During training, the original weights W are frozen; only A and B are trained. During inference, the adapted weight is W + BA (or equivalently, BA can be absorbed into W). At typical ranks (r=4 to r=64), LoRA recovers 90-99% of full fine-tuning quality on most tasks.
Practical LoRA Configuration
Key hyperparameters:
- Rank (r): Lower rank = fewer parameters = less capacity. r=8 works for most tasks; use r=32 or r=64 for complex reasoning. Start with r=16.
- Alpha (α): Scaling factor for the LoRA update. The effective scaling is α/r. Common convention: set α = 2r (so effective scale = 2).
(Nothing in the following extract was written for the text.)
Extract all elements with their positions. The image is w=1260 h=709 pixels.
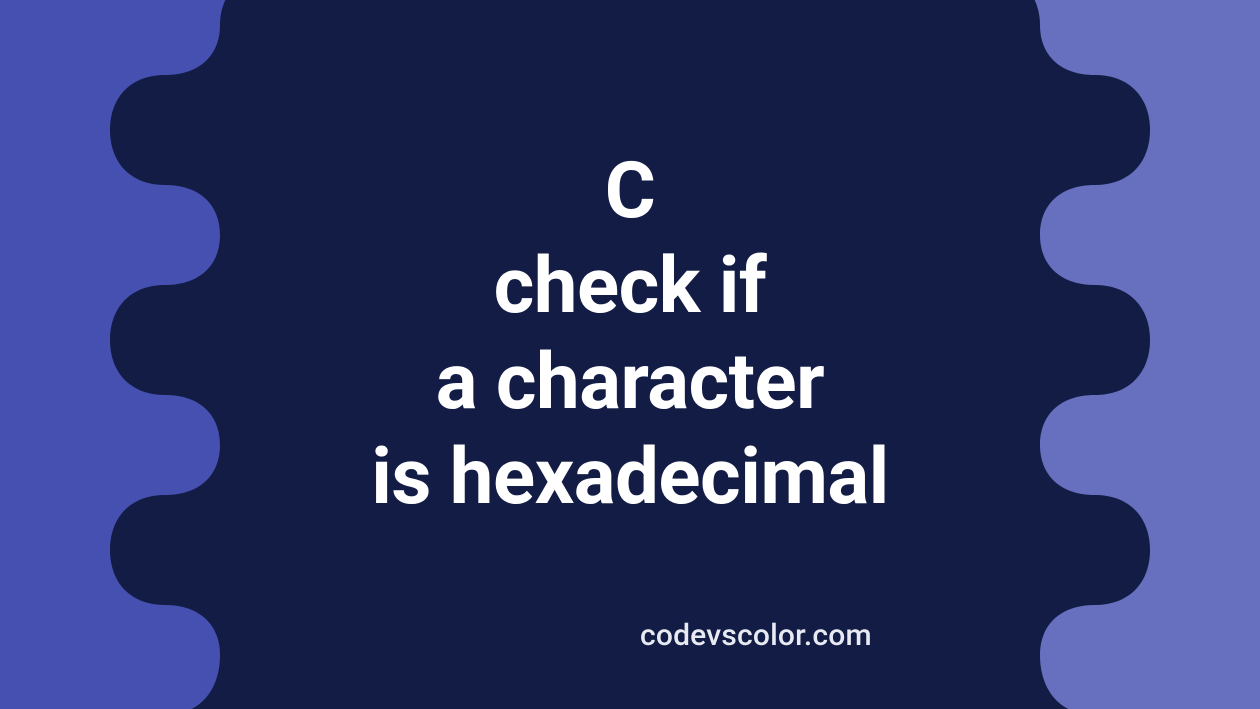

- Target modules: Which matrices to apply LoRA to. Typically query and value projections in attention layers; sometimes all linear layers including MLP.
- Dropout: Applied between A and B for regularization. Default 0.05.
QLoRA: Adding Quantization
QLoRA (Dettmers et al., 2023) combines LoRA with 4-bit quantization of the base model. The insight: during fine-tuning, we only need the base model to compute activations and gradients. If we store it in 4-bit (NF4) format, we dramatically reduce memory — and LoRA adapters are still trained in 16-bit, so gradient quality is preserved.
QLoRA memory requirements: a 7B model in 4-bit requires ~4GB. A 70B model in 4-bit requires ~40GB. With LoRA adapters (small, in 16-bit), the total typically adds 1-4GB. This means a 70B model can be fine-tuned on 2 A100s rather than 16.
QLoRA quality is usually within 1-2% of full-precision LoRA. For most applications, this is acceptable. It has made 70B-scale fine-tuning accessible to individual researchers and small companies.
Practical Recommendations
- Use QLoRA for 7B–70B models when you have limited GPU memory.
- Use full LoRA (no quantization) for 1B–7B models where memory permits.
- Use full fine-tuning only when you need to modify all model behavior (large domain adaptation, structural changes).
- The peft library (HuggingFace) provides production-ready LoRA/QLoRA implementations.
- Monitor training loss curves: LoRA training should converge similarly to full fine-tuning; significantly worse convergence suggests the rank is too low or the learning rate too high.